Sunday 9 June 2013

There Are No Words...


Tomorrow, Home Secretary Teresa May asks if bank robbery is illegal, why do people still tool up with shooters and don balaclavas, while George Osborne ask if smuggling non-duty-paid cigarettes and booze is illegal, why do these damned foreigners get away with selling them? 

And as Leg-Iron points out, Cameron is, sadly (but unsurprisingly) no smarter...

6 comments:

John Pickworth said...

"If child pornography is illegal, why is it possible to find it online in the UK"

Has she searched for some?

More importantly, did she actually find any?

I ask because I have the sense she's just repeating what she's read elsewhere. For example the Mark Bridger case - which she quotes in another newspaper article. Here, one of the highlights of the case was the fact he'd watched a rape scene just before the abduction of April Jones. Except this was from the 2009 Hollywood remake 'The Last House on the Left' which had been recorded from TV, not the internet. Now I haven't seen this movie but I'm pretty damn sure its not child porn. Nor do we know if his searches for 'ten year old girls naked' yielded any results. I do accept that he did have some under age material but as our host points out, that's already illegal. Maybe the Government should make it 'double secret probation' illegal?

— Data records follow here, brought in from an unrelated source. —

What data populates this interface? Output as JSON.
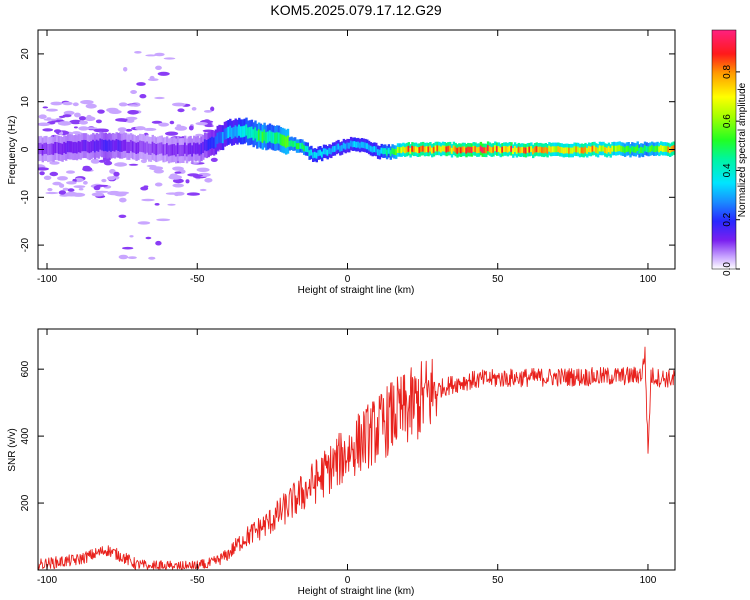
{
  "figure_title": "KOM5.2025.079.17.12.G29",
  "chart_data": [
    {
      "type": "heatmap",
      "title": "KOM5.2025.079.17.12.G29",
      "xlabel": "Height of straight line (km)",
      "ylabel": "Frequency (Hz)",
      "xlim": [
        -103,
        109
      ],
      "ylim": [
        -25,
        25
      ],
      "x_ticks": [
        -100,
        -50,
        0,
        50,
        100
      ],
      "y_ticks": [
        -20,
        -10,
        0,
        10,
        20
      ],
      "colorbar": {
        "label": "Normalized spectral amplitude",
        "range": [
          0,
          0.97
        ],
        "ticks": [
          0.0,
          0.2,
          0.4,
          0.6,
          0.8
        ]
      },
      "ridge": {
        "description": "dominant frequency trace",
        "x": [
          -103,
          -90,
          -80,
          -70,
          -60,
          -50,
          -45,
          -40,
          -35,
          -30,
          -25,
          -20,
          -15,
          -12,
          -10,
          -5,
          0,
          5,
          10,
          15,
          20,
          30,
          40,
          50,
          60,
          70,
          80,
          90,
          100,
          109
        ],
        "y": [
          0,
          0.5,
          1,
          0.5,
          0,
          0,
          1.5,
          3.5,
          4,
          3,
          2.5,
          1.5,
          0.5,
          -1,
          -1,
          0,
          1,
          1,
          -0.5,
          -0.5,
          0,
          0,
          0,
          0,
          -0.2,
          0,
          0,
          0,
          0,
          0
        ],
        "amplitude": [
          0.1,
          0.12,
          0.15,
          0.1,
          0.1,
          0.12,
          0.2,
          0.3,
          0.35,
          0.5,
          0.45,
          0.5,
          0.45,
          0.35,
          0.35,
          0.3,
          0.3,
          0.35,
          0.3,
          0.5,
          0.8,
          0.75,
          0.85,
          0.8,
          0.8,
          0.7,
          0.75,
          0.6,
          0.5,
          0.8
        ]
      }
    },
    {
      "type": "line",
      "xlabel": "Height of straight line (km)",
      "ylabel": "SNR (v/v)",
      "xlim": [
        -103,
        109
      ],
      "ylim": [
        0,
        720
      ],
      "x_ticks": [
        -100,
        -50,
        0,
        50,
        100
      ],
      "y_ticks": [
        200,
        400,
        600
      ],
      "color": "#e8211c",
      "x": [
        -103,
        -95,
        -90,
        -85,
        -80,
        -75,
        -70,
        -65,
        -60,
        -55,
        -50,
        -45,
        -40,
        -35,
        -30,
        -25,
        -20,
        -15,
        -10,
        -5,
        0,
        5,
        10,
        15,
        20,
        25,
        30,
        35,
        40,
        45,
        50,
        55,
        60,
        65,
        70,
        75,
        80,
        85,
        90,
        95,
        98,
        99,
        100,
        101,
        103,
        109
      ],
      "y": [
        15,
        25,
        30,
        45,
        60,
        40,
        15,
        10,
        10,
        8,
        10,
        20,
        45,
        90,
        120,
        150,
        190,
        230,
        270,
        310,
        350,
        390,
        420,
        460,
        480,
        510,
        540,
        555,
        565,
        570,
        572,
        574,
        575,
        576,
        576,
        577,
        577,
        578,
        579,
        580,
        585,
        650,
        350,
        580,
        575,
        570
      ]
    }
  ]
}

I'm not sure that child porn (in its classic and literal sense) is that easy to find in the UK. I also doubt any producer would particularly welcome being listed on Google either.

The problem is, the authorities have widened the classification of child porn to include relatively harmless images of naturism, or the 17 year old youth flashing his bits. What our feeble minded fools in Government are getting excised about are probably nothing more than a Nirvana album cover, vintage 1920's pictures of naked boys being chased by a policeman at the Serpentine or topless 'under aged' shots of Sam Fox and Kate Moss.

I can't help feeling that while we've chased and prosecuted those with material which was once freely available in WH Smiths, we've allowed the producers and users of the most serious disgusting stuff to scurry away and hide?

It can only get worse before it don't get better!

Anonymous said...

She probably thinks before the internet existed there weren't any sex crimes.
SOMETHING MUST BE DONE, or at least a good soundbite and then do nothing...
Jaded

Anonymous said...

OK let me see if I understand this.

Despite there being no proven causal link between pornography of any kind and recent child murders, TeamDave feels "something must be done".

Whereas concerning the events in Woolwich and other places which have a direct connection with certain religious scribblings, TeamDave feels "nothing must be said, much less done".

blueknight said...

Knives, handguns and dangerous dogs should also be unlawful ... er wait a minute..

JuliaM said...

"I ask because I have the sense she's just repeating what she's read elsewhere. "

Of course she is. Or, more accurately, she's just repeating what her SPaD or other researcher has read elsewhere.

"Maybe the Government should make it 'double secret probation' illegal?"

Don't give them ideas... :/

"SOMETHING MUST BE DONE, or at least a good soundbite and then do nothing..."

Spot on!

"Knives, handguns and dangerous dogs should also be unlawful ... er wait a minute.."

Exactly.

Anonymous said...

This is a wedge to try and drive some piece of nasty and anti-democratic legislation through Parliament.

Find something that few could or would defend and use it as a Trojan Horse.

All courtesy of the Ministry of Dirty Tricks.